La gare est très mal faite, et nous mettons un quart d’heure avant de trouver la sortie et un taxi en ville. Nous avons préféré choisir un hôtel dans le vieux Quito ou aussi appelé Quito Coloniale, tout d’abord parce que c’est un peu moins dangereux que la nouvelle ville et aussi parce que cela est plus typique. Nous avons trouvé une bonne affaire, sûrement l’hôtel le moins cher que nous puissions trouver. Nous payons 8 $, soit un peu près 6€, pour une chambre certes vieillotte, mais propre et une salle de bain commune. Nous sommes de plus en plein centre du quartier colonial.
Pour le peu observé de Quito, je trouve les gens un peu moins olé olé que sur la côte, par contre, il y a plus de mendicité et un grand contraste, moins observé à Guayaquil ou à Cuenca, à savoir, qu’il y a des gens très chics et des gens très très pauvres, à l’extrême. Pour ma part, je me sens moins en sécurité ici qu’à Guayas ou à Cuenca.

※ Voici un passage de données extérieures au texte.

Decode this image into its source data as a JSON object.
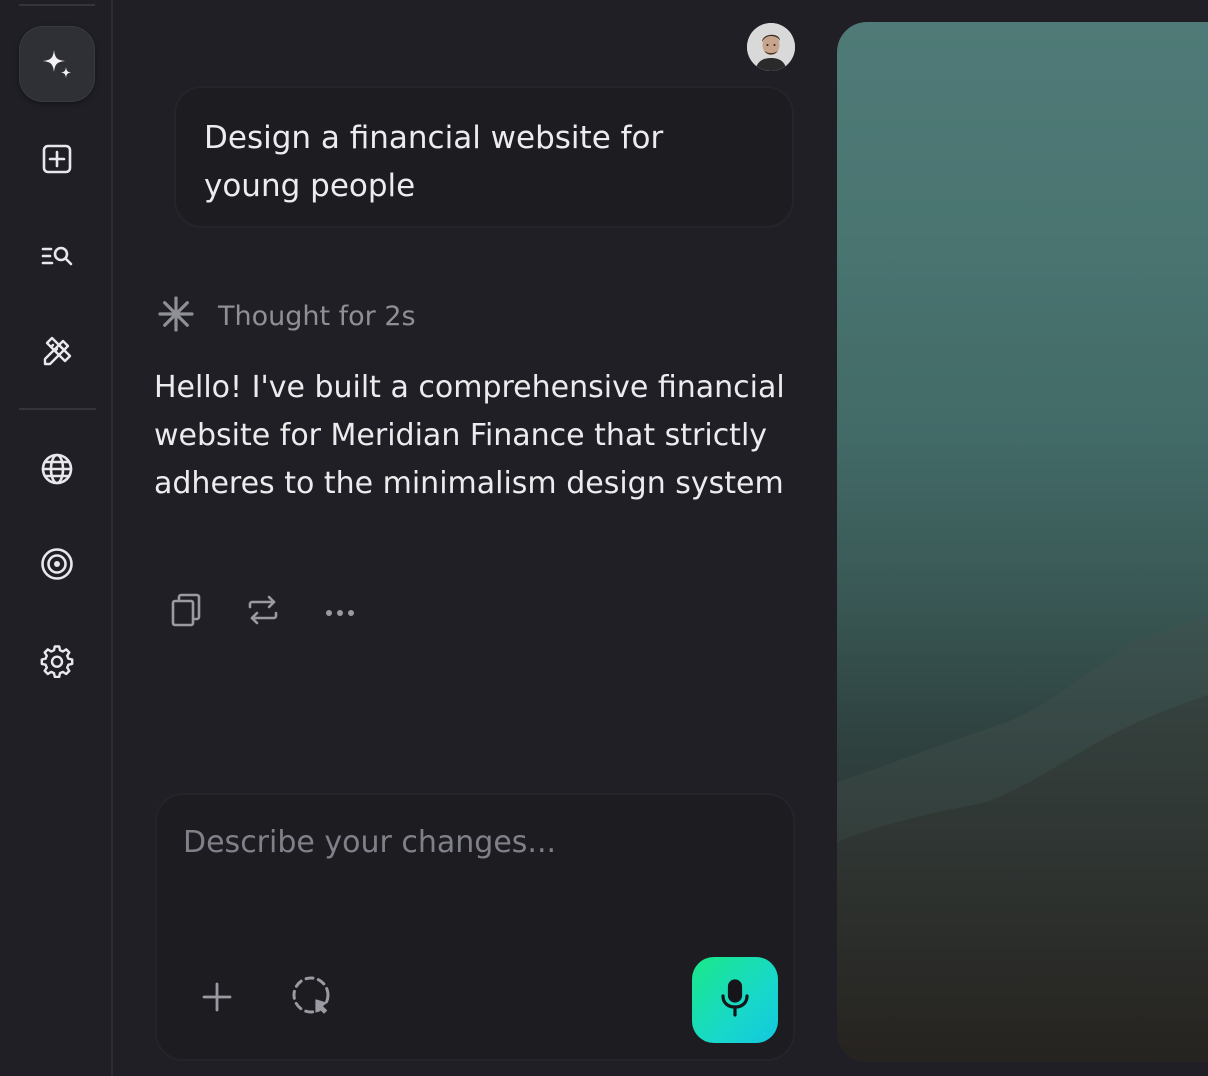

Une chose géniale ici, c’est qu’il y a un trolley (un tramway), du coup, il y a beaucoup moins de pollution. Il y a aussi dans le vieux Quito des rues piétonnes.
Demain, dimanche, nous partons faire une promenade de 3h, qui permet de découvrir tout le vieux Quito. Nous avons choisi, le dimanche, car il n’y a pas de voitures ce jour – là dans le Quito Colonial.
La capitale Equatorienne, Quito, se trouve dans une vallée andine, avec tout autour des pics volcaniques. Inscrite au patrimoine mondiale de l’Unesco en 1978, son centre historique regorge d’architectures coloniales. Le centre historique a conserver son ambiance populaire et indigène. A 20 minutes de la vieille ville, se trouve le nouveau Quito, avec ses grands hôtels, ses tours et ses bâtiments administratifs sans charme, et un quartier en particulier, qui se nomme Mariscal Sucre. Ce quartier est un pôle d’attraction pour les voyageurs, aimant, les cafés branchés, les restaurants internationaux et les agences de voyages. D’ailleurs le quartier est appelé Gringolandia (terre des Gringos), du coup, c’est l’endroit de prédilection des pickpockets.
Voilà, pour ces deux dernières journées.
J’ai ajouté des dossiers photos, où vous pourrez nous voir dans les tenus de nos sponsors.
Les photos pour la banque Hsbc, se trouvent dans le dossier Vanuatu (le blog m’obligeant à mettre un nom de pays) et les photos pour le restaurant d’Hong Kong BO Innovation, se trouve dans le dossier Tuvalu
Les dernières photos de Cuenca et la route de Cuenca à Quito sont en ligne.